Contei tudo sobre o sonho para Henri, que me ouviu com paciência e uma cara de confusão nem um pouco inesperada pela minha parte. Em seguida, ele mesmo me contou tudo o que tinha acontecido enquanto eu, supostamente, estava dormindo, e também o que Eliel havia visto logo antes de ele chegar ao banheiro.

Estava frio mas eu podia sentir meu corpo suar por debaixo da roupa. Meu coração batia rápido e eu mesma já não sabia mais o que pensar.

– Os vidros se quebraram exatamente como os espelhos no parque – murmurei depois de um tempo. – Isso acontece quando ela fica assustada...

– Quem fica assustada? – Henri perguntou, novamente já não entendendo coisa alguma.

– Abelle – eu disse me levantando num sobressalto. – Ela não gosta das bonecas, e nem do pai. Mas só posso resolver a questão das bonecas no momento, vamos!

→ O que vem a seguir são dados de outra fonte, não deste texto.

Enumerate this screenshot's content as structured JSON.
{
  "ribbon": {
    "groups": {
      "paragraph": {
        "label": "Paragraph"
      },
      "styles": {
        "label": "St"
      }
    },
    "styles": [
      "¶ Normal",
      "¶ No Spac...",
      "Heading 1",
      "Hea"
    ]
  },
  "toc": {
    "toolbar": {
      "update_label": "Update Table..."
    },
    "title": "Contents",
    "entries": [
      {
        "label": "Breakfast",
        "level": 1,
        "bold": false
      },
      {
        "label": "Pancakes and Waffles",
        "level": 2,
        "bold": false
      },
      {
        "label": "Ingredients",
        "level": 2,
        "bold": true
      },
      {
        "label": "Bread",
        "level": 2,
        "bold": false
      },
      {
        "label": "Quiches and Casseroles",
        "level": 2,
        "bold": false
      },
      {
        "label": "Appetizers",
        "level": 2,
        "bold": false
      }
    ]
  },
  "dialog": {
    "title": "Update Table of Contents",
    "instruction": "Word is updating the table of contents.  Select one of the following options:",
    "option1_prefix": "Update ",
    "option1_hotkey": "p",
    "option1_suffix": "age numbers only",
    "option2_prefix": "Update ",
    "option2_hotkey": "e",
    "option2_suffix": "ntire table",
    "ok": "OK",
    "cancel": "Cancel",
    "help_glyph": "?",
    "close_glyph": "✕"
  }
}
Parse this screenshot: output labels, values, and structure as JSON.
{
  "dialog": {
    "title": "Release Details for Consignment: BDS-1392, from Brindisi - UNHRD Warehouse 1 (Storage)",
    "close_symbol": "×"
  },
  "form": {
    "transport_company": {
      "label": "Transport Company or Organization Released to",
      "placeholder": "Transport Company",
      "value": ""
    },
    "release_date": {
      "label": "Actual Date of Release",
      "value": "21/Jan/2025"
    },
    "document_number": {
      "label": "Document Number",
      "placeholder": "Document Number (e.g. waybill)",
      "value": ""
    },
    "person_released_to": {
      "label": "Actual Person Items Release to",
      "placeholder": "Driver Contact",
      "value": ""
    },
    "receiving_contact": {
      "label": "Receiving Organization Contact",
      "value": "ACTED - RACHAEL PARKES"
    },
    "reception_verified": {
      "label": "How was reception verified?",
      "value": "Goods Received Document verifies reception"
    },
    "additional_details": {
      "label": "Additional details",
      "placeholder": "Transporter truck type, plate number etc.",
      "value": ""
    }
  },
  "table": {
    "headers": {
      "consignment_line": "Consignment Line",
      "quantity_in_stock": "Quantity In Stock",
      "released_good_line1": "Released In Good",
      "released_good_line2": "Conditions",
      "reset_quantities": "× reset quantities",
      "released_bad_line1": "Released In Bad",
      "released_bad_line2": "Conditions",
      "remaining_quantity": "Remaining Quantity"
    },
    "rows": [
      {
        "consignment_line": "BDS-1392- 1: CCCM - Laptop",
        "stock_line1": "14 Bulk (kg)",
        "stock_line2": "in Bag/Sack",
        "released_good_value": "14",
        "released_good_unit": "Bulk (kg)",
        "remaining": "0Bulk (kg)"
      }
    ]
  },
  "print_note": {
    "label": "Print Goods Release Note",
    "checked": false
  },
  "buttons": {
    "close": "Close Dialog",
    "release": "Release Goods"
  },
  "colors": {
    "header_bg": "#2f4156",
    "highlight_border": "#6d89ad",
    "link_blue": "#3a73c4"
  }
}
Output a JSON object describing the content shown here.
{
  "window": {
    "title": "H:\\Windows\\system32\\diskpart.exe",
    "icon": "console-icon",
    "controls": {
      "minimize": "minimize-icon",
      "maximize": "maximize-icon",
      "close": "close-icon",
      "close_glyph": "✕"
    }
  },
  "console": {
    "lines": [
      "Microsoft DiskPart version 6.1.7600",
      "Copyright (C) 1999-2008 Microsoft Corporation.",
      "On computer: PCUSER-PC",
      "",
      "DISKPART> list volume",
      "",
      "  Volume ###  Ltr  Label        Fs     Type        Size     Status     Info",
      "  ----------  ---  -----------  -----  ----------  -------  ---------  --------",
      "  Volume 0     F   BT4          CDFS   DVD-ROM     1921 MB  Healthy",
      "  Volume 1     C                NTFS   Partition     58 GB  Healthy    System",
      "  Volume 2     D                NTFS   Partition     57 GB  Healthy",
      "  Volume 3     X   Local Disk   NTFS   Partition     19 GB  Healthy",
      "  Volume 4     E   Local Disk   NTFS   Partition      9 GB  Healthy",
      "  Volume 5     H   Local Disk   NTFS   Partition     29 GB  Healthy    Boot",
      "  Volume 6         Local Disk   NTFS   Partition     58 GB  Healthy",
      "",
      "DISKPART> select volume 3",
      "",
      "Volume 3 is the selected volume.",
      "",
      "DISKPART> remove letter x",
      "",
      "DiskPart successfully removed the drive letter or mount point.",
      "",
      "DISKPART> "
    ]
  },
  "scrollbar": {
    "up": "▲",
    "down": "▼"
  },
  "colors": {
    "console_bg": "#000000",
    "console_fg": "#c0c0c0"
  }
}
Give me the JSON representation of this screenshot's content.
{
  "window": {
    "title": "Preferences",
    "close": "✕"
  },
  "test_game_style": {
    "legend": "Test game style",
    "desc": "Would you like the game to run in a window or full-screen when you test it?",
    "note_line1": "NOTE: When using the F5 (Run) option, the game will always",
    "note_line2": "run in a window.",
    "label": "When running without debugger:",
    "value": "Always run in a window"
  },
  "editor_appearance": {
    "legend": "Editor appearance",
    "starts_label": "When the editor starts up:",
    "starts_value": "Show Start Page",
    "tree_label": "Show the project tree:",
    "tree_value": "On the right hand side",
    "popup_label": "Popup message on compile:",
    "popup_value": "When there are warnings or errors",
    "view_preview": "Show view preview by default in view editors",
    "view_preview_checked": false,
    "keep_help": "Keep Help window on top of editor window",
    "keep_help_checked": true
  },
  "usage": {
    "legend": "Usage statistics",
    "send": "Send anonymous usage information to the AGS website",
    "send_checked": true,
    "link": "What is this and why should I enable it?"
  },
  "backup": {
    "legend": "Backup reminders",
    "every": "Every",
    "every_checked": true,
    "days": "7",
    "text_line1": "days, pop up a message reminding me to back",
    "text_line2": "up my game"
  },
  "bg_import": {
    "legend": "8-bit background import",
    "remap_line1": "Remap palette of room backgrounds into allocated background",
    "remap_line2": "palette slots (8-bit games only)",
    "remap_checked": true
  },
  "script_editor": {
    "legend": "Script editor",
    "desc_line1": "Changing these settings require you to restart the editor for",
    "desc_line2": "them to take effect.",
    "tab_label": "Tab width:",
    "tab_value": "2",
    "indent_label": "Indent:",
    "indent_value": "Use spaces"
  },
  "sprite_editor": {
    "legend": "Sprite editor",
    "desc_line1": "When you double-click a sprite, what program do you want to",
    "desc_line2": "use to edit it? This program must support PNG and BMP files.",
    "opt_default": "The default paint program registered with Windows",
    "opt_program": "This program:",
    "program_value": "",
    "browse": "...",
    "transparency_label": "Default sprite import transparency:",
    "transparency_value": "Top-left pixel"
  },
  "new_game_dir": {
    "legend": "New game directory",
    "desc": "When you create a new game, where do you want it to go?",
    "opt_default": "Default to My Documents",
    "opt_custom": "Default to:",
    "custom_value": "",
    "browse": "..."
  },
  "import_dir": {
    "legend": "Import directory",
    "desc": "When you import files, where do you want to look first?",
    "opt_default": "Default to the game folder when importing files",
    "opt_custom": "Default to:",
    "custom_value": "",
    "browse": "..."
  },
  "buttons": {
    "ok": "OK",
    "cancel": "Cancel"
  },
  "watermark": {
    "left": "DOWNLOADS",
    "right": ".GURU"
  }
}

O puxei pela mão e fui até o criado-mudo ao lado da cama, abrindo a primeira gaveta e pegando a chave velha e enferrujada do sótão. Somente a ideia de subir lá novamente já me causava calafrios, mas, se eu realmente quisesse ajudar Abelle e evitar mais eventos como o da noite passada, precisava começar a agir e a entendê-la de verdade. E rápido.